The respondents comprised both employers and employees from the six main industry clusters in Singapore, with the aim to uncover a dual perspective about the current job market, emerging jobs and skills, as well as the training landscape.
The report reveals that industry clusters facing a greater talent crunch are Modern Services (87%), Manufacturing (83%) and Essential Domestic Services (80%). These include roles in Infocomm Technology (ICT) and Media, Energy and Chemicals, and Healthcare respectively.
Correspondingly, the report also uncovers that employees working in Essential Domestic Services are the least likely to actively look for new employment (only 6% are actively looking), followed by Manufacturing (7%) and Modern Services (10%).
When asked about the reasons for not actively job searching, the top three reasons given by employees are ‘being satisfied with the current role’ (60%), ‘satisfaction with the current pay’ (33%), and ‘current company provides job security’ (24%).

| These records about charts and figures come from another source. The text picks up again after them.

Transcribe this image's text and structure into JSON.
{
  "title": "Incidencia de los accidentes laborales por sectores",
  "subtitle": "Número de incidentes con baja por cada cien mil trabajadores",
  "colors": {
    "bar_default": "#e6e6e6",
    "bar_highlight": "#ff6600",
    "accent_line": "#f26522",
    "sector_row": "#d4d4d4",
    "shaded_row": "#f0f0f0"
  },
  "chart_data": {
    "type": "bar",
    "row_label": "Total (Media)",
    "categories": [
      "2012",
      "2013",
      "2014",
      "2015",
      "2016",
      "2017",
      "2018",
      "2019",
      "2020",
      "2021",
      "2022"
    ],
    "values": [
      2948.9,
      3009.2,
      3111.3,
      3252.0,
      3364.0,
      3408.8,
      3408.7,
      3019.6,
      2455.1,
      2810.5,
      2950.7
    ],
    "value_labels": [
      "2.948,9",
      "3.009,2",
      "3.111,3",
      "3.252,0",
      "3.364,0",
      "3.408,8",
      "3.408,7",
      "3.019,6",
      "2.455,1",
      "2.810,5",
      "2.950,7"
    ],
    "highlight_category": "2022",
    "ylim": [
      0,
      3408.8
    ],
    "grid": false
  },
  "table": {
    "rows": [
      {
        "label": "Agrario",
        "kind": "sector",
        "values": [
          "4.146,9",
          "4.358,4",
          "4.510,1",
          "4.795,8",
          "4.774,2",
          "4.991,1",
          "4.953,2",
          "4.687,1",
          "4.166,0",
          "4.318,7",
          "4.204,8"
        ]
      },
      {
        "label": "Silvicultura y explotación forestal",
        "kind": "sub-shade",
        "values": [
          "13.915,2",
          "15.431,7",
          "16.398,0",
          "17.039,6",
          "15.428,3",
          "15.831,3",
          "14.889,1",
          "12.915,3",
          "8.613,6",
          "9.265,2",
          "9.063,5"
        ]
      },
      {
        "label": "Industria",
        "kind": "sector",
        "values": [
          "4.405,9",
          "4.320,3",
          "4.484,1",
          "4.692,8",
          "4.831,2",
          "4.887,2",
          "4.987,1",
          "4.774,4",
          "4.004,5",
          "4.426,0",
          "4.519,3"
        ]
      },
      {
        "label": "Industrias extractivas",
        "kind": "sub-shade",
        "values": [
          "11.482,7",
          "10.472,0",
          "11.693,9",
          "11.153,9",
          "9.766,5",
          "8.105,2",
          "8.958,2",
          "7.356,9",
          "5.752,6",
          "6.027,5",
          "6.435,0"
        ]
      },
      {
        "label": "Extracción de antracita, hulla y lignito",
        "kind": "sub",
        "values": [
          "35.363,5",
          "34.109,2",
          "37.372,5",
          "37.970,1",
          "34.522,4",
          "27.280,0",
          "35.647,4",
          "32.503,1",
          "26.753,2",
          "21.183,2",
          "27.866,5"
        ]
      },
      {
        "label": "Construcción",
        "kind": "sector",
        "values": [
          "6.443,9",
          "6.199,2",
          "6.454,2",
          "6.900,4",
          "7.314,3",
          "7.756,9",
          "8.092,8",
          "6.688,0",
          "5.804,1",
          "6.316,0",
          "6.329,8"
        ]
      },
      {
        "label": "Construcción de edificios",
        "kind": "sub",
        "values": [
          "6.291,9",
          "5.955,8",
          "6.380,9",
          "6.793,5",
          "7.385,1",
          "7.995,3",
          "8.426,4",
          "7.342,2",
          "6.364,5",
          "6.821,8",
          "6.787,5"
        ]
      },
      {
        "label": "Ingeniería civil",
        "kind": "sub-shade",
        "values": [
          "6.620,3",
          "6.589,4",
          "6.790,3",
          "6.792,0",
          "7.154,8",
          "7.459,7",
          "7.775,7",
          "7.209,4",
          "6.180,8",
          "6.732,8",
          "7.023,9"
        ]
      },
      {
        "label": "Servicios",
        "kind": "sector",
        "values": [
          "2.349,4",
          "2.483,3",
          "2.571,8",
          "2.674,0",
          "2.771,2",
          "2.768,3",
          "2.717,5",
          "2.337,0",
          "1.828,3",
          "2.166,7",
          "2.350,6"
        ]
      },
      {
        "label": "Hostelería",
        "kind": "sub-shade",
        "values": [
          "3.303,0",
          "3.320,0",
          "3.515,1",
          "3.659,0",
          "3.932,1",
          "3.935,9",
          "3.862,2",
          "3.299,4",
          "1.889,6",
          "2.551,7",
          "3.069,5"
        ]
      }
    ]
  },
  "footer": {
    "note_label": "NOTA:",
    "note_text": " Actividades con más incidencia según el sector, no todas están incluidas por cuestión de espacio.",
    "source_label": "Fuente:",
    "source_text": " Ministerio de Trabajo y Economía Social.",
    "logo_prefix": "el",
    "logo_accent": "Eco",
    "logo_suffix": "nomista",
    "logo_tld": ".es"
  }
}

Commenting on the findings, NTUC LearningHub’s Anthony Chew, Director of ICT, says, “To plug the skills chasm, companies could benefit from upskilling both existing and new employees to boost their workforce competencies and meet business objectives.
“NTUC LearningHub has been working closely with companies to curate outcome-focused training to place employees with latest industry-relevant skills set in their companies.
“This is achieved through our ‘train and place’ and ‘place and train’ programmes where we work with employers and NTUC’s e2i to match them with mid-career switchers who have reskilled through our programmes, or help their new hires undergo targeted classroom training and on-the-job training. Both programmes enable talents to seamlessly transition into their new roles.”
He adds, “Through these programmes, companies can also tap on various training resources, government funding and support schemes. We urge employers who are facing talent shortages to work with us and leverage these programmes to cast a wider net for qualified candidates.”